A tal obsessão, aliás, torna Mizanzuk "insuportável" na produção de seus podcasts, disse Corraini. O amigo trabalhou na edição de alguns episódios do "Projeto Humanos". Segundo ele, para Mizanzuk, não há nada que esteja bom em sua primeira versão. "Sempre tem um detalhezinho para melhorar. É um tempo maior de pausa, uma trilha? Agora, o resultado final é outro, né? Ele mudou o mercado de podcasts no Brasil."
Anielle, a mulher de Ivan, confirma a obsessão do marido pelo trabalho. Lembra, porém, que essa característica é o que o faz ir realmente fundo em pesquisas sobre histórias que ele se propõe a contar. Tão fundo que surpreende até personagens da própria história.
Investigador incansável
O advogado Antônio Figueiredo Basto esteve envolvido na defesa dos acusados do assassinato do menino Evandro, em 1992. Recentemente, conheceu Mizanzuk pessoalmente, durante as gravações da série da Globo sobre o caso. Impressionou-se com o podcaster.

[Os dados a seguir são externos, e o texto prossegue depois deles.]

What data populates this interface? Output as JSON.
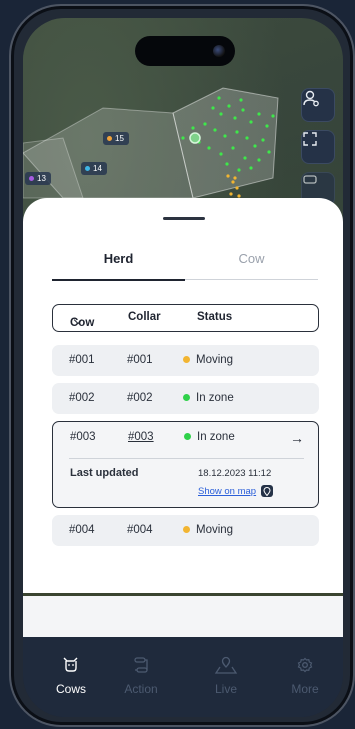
{
  "map": {
    "pins": [
      {
        "label": "15",
        "color": "#f0a23a"
      },
      {
        "label": "14",
        "color": "#3fb6e6"
      },
      {
        "label": "13",
        "color": "#a65be0"
      }
    ]
  },
  "sheet": {
    "tabs": [
      {
        "label": "Herd",
        "active": true
      },
      {
        "label": "Cow",
        "active": false
      }
    ],
    "header": {
      "cow": "Cow",
      "collar": "Collar",
      "status": "Status"
    },
    "rows": [
      {
        "cow": "#001",
        "collar": "#001",
        "status": "Moving",
        "status_color": "#f2b531"
      },
      {
        "cow": "#002",
        "collar": "#002",
        "status": "In zone",
        "status_color": "#2fd14a"
      },
      {
        "cow": "#003",
        "collar": "#003",
        "status": "In zone",
        "status_color": "#2fd14a",
        "last_updated_label": "Last updated",
        "last_updated_value": "18.12.2023  11:12",
        "show_on_map": "Show on map"
      },
      {
        "cow": "#004",
        "collar": "#004",
        "status": "Moving",
        "status_color": "#f2b531"
      }
    ]
  },
  "tabbar": {
    "items": [
      {
        "label": "Cows",
        "icon": "cow-icon",
        "active": true
      },
      {
        "label": "Action",
        "icon": "route-icon",
        "active": false
      },
      {
        "label": "Live",
        "icon": "map-pin-icon",
        "active": false
      },
      {
        "label": "More",
        "icon": "gear-icon",
        "active": false
      }
    ]
  }
}
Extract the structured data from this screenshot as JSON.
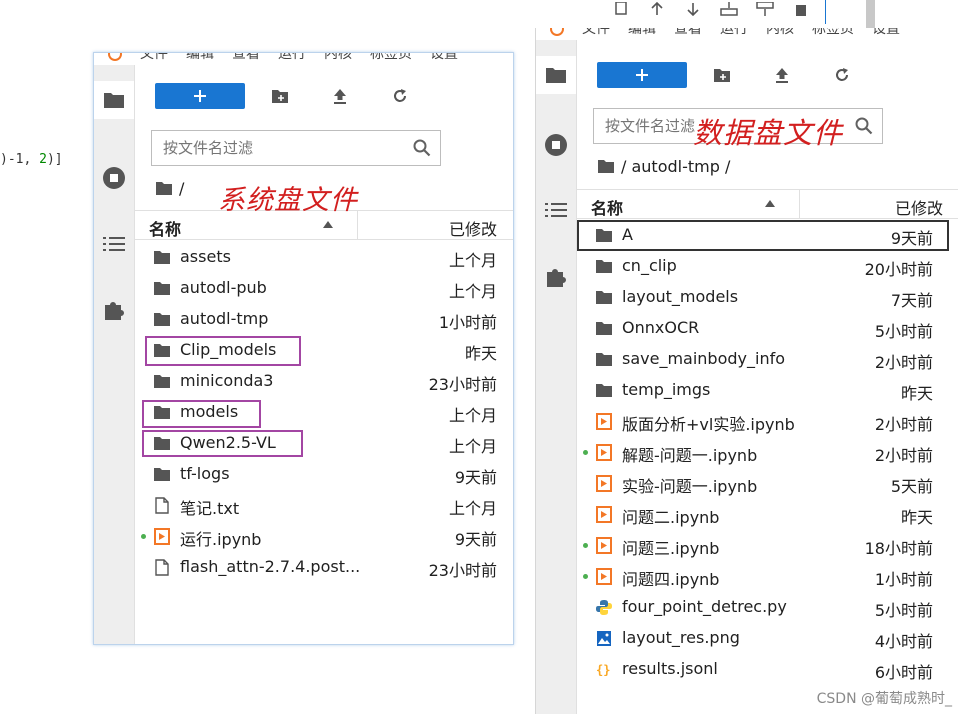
{
  "background": {
    "code_fragment_prefix": ")-1, ",
    "code_fragment_num": "2",
    "code_fragment_suffix": ")]"
  },
  "menu_labels": [
    "文件",
    "编辑",
    "查看",
    "运行",
    "内核",
    "标签页",
    "设置"
  ],
  "left_panel": {
    "filter_placeholder": "按文件名过滤",
    "breadcrumb": "/",
    "annotation": "系统盘文件",
    "column_name": "名称",
    "column_modified": "已修改",
    "rows": [
      {
        "name": "assets",
        "modified": "上个月",
        "type": "folder",
        "running": false
      },
      {
        "name": "autodl-pub",
        "modified": "上个月",
        "type": "folder",
        "running": false
      },
      {
        "name": "autodl-tmp",
        "modified": "1小时前",
        "type": "folder",
        "running": false
      },
      {
        "name": "Clip_models",
        "modified": "昨天",
        "type": "folder",
        "running": false
      },
      {
        "name": "miniconda3",
        "modified": "23小时前",
        "type": "folder",
        "running": false
      },
      {
        "name": "models",
        "modified": "上个月",
        "type": "folder",
        "running": false
      },
      {
        "name": "Qwen2.5-VL",
        "modified": "上个月",
        "type": "folder",
        "running": false
      },
      {
        "name": "tf-logs",
        "modified": "9天前",
        "type": "folder",
        "running": false
      },
      {
        "name": "笔记.txt",
        "modified": "上个月",
        "type": "text",
        "running": false
      },
      {
        "name": "运行.ipynb",
        "modified": "9天前",
        "type": "notebook",
        "running": true
      },
      {
        "name": "flash_attn-2.7.4.post...",
        "modified": "23小时前",
        "type": "text",
        "running": false
      }
    ]
  },
  "right_panel": {
    "filter_placeholder": "按文件名过滤",
    "breadcrumb": "/ autodl-tmp /",
    "annotation": "数据盘文件",
    "column_name": "名称",
    "column_modified": "已修改",
    "rows": [
      {
        "name": "A",
        "modified": "9天前",
        "type": "folder",
        "running": false,
        "selected": true
      },
      {
        "name": "cn_clip",
        "modified": "20小时前",
        "type": "folder",
        "running": false
      },
      {
        "name": "layout_models",
        "modified": "7天前",
        "type": "folder",
        "running": false
      },
      {
        "name": "OnnxOCR",
        "modified": "5小时前",
        "type": "folder",
        "running": false
      },
      {
        "name": "save_mainbody_info",
        "modified": "2小时前",
        "type": "folder",
        "running": false
      },
      {
        "name": "temp_imgs",
        "modified": "昨天",
        "type": "folder",
        "running": false
      },
      {
        "name": "版面分析+vl实验.ipynb",
        "modified": "2小时前",
        "type": "notebook",
        "running": false
      },
      {
        "name": "解题-问题一.ipynb",
        "modified": "2小时前",
        "type": "notebook",
        "running": true
      },
      {
        "name": "实验-问题一.ipynb",
        "modified": "5天前",
        "type": "notebook",
        "running": false
      },
      {
        "name": "问题二.ipynb",
        "modified": "昨天",
        "type": "notebook",
        "running": false
      },
      {
        "name": "问题三.ipynb",
        "modified": "18小时前",
        "type": "notebook",
        "running": true
      },
      {
        "name": "问题四.ipynb",
        "modified": "1小时前",
        "type": "notebook",
        "running": true
      },
      {
        "name": "four_point_detrec.py",
        "modified": "5小时前",
        "type": "python",
        "running": false
      },
      {
        "name": "layout_res.png",
        "modified": "4小时前",
        "type": "image",
        "running": false
      },
      {
        "name": "results.jsonl",
        "modified": "6小时前",
        "type": "json",
        "running": false
      }
    ]
  },
  "watermark": "CSDN @葡萄成熟时_",
  "colors": {
    "accent": "#1976d2",
    "annotation": "#d21f1f",
    "highlight_box": "#a346a3",
    "running_dot": "#4caf50",
    "notebook_icon": "#f37726"
  }
}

"Ele sabia mais do processo que eu, parecia um advogado falando", contou. "Tem uma capacidade investigativa impressionante. E mudou o final dessa história."
Mizanzuk, durante a produção dos podcasts sobre o "Caso Evandro", teve acesso a fitas com gravações que indicam que os acusados de assassinarem o menino em Guaratuba foram torturados para que assumissem a autoria do crime. Essas fitas, até então, eram inéditas. Com base nelas, Basto pretende pedir na Justiça uma revisão do caso para tentar reverter condenações baseadas nos depoimentos forçados dos processados.

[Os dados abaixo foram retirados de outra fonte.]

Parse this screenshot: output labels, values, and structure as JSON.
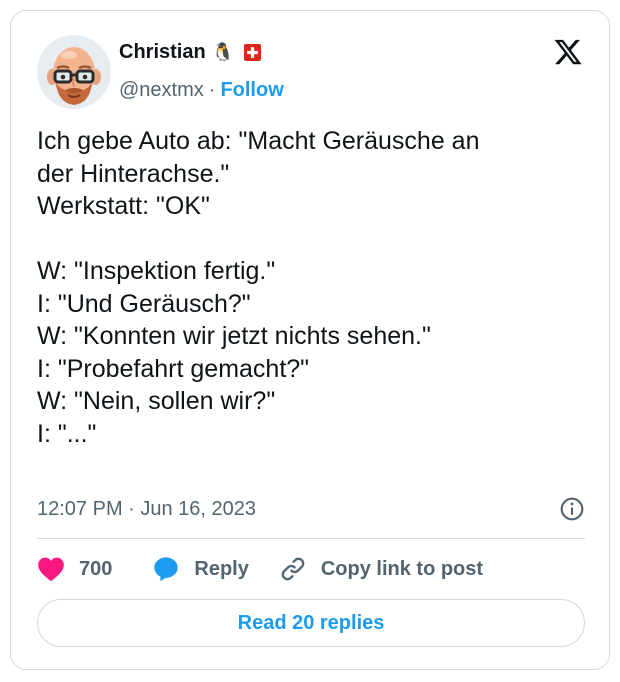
{
  "author": {
    "display_name": "Christian",
    "name_emoji": "🐧",
    "flag_icon": "swiss-flag-icon",
    "handle": "@nextmx",
    "separator": "·",
    "follow_label": "Follow"
  },
  "brand": {
    "logo_icon": "x-logo-icon"
  },
  "tweet": {
    "lines": [
      "Ich gebe Auto ab: \"Macht Geräusche an",
      "der Hinterachse.\"",
      "Werkstatt: \"OK\"",
      "",
      "W: \"Inspektion fertig.\"",
      "I: \"Und Geräusch?\"",
      "W: \"Konnten wir jetzt nichts sehen.\"",
      "I: \"Probefahrt gemacht?\"",
      "W: \"Nein, sollen wir?\"",
      "I: \"...\""
    ],
    "timestamp": "12:07 PM · Jun 16, 2023"
  },
  "actions": {
    "like_count": "700",
    "reply_label": "Reply",
    "copy_link_label": "Copy link to post",
    "read_replies_label": "Read 20 replies"
  },
  "colors": {
    "like": "#f91880",
    "reply": "#1d9bf0",
    "link": "#1d9bf0",
    "secondary_text": "#536471",
    "flag_red": "#da291c"
  }
}
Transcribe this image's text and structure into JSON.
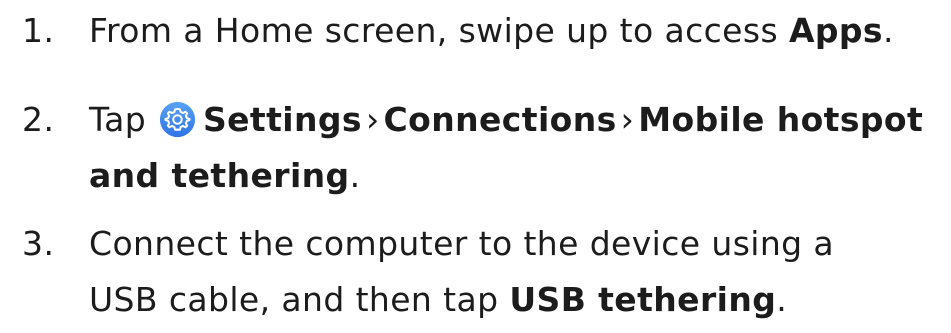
{
  "steps": [
    {
      "number": "1.",
      "text_before": "From a Home screen, swipe up to access ",
      "bold": "Apps",
      "text_after": "."
    },
    {
      "number": "2.",
      "tap": "Tap",
      "icon": "settings-gear-icon",
      "icon_color": "#3f8cf0",
      "path": [
        "Settings",
        "Connections",
        "Mobile hotspot"
      ],
      "separator": "›",
      "line2_bold": "and tethering",
      "line2_after": "."
    },
    {
      "number": "3.",
      "line1": "Connect the computer to the device using a",
      "line2_before": "USB cable, and then tap ",
      "line2_bold": "USB tethering",
      "line2_after": "."
    }
  ]
}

Mizanzuk conta que a obtenção dessas fitas foi resultado de anos de trabalho e muita persistência. "De tanto olhar os processos, percebi que poderia haver uma chance de as fitas da tortura estarem com uma determinada pessoa", relatou, sem identificar a fonte. "Fui atrás e as fitas estavam lá, largadas. Aquela prova estava prestes a se perder para sempre. Uma história de injustiça poderia nunca mais ter sido comprovada."

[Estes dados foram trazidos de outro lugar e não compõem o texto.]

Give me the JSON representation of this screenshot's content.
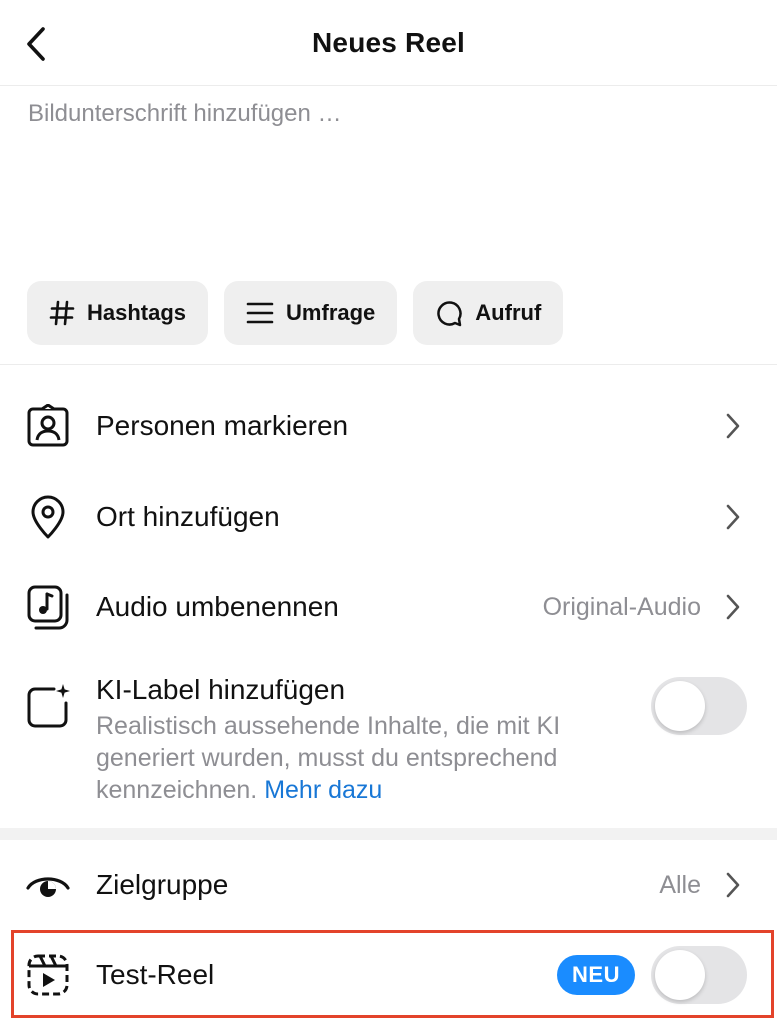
{
  "header": {
    "title": "Neues Reel",
    "back_icon": "chevron-left-icon"
  },
  "caption": {
    "placeholder": "Bildunterschrift hinzufügen …",
    "value": ""
  },
  "chips": [
    {
      "label": "Hashtags",
      "icon": "hashtag-icon"
    },
    {
      "label": "Umfrage",
      "icon": "list-icon"
    },
    {
      "label": "Aufruf",
      "icon": "speech-bubble-icon"
    }
  ],
  "rows": {
    "tag_people": {
      "label": "Personen markieren",
      "icon": "person-tag-icon"
    },
    "location": {
      "label": "Ort hinzufügen",
      "icon": "location-pin-icon"
    },
    "audio": {
      "label": "Audio umbenennen",
      "value": "Original-Audio",
      "icon": "music-note-icon"
    },
    "ai_label": {
      "label": "KI-Label hinzufügen",
      "description": "Realistisch aussehende Inhalte, die mit KI generiert wurden, musst du entsprechend kennzeichnen.",
      "link": "Mehr dazu",
      "enabled": false,
      "icon": "sparkle-square-icon"
    },
    "audience": {
      "label": "Zielgruppe",
      "value": "Alle",
      "icon": "eye-icon"
    },
    "test_reel": {
      "label": "Test-Reel",
      "badge": "NEU",
      "enabled": false,
      "icon": "reel-icon"
    }
  },
  "colors": {
    "accent_link": "#1877d6",
    "badge": "#1a8cff",
    "highlight_border": "#e3432a",
    "toggle_off": "#e4e4e6",
    "muted_text": "#8e8e93"
  }
}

Ivan é assumidamente progressista, comprometido com os direitos humanos. Disse que se interessa por crimes polêmicos porque eles são capazes de desnudar como erros da Justiça e da polícia podem arruinar a vida de pessoas inocentes.
Para Mizanzuk, essas histórias são um "reflexo do Brasil". Depois de escrever muito sobre teorias acadêmicas, integrar equipes de podcast sobre política, discutir abertamente o tema em redes sociais, ele entendeu que fazer uma apuração completa sobre casos que mobilizaram o país e recontar essas história de uma forma atraente é a melhor contribuição que ele pode dar à sociedade. É isso que o move.
"Ninguém vai lembrar de mim pelo que eu escrevi num artigo acadêmico, nem pelo que defendi num podcast de amigos", afirmou. "Agora, daqui a cinco anos, pode ocorrer outro caso de assassinato de criança por motivos supostamente macabros. Aí as pessoas vão lembrar do 'Caso Evandro' e exigirão uma apuração isenta."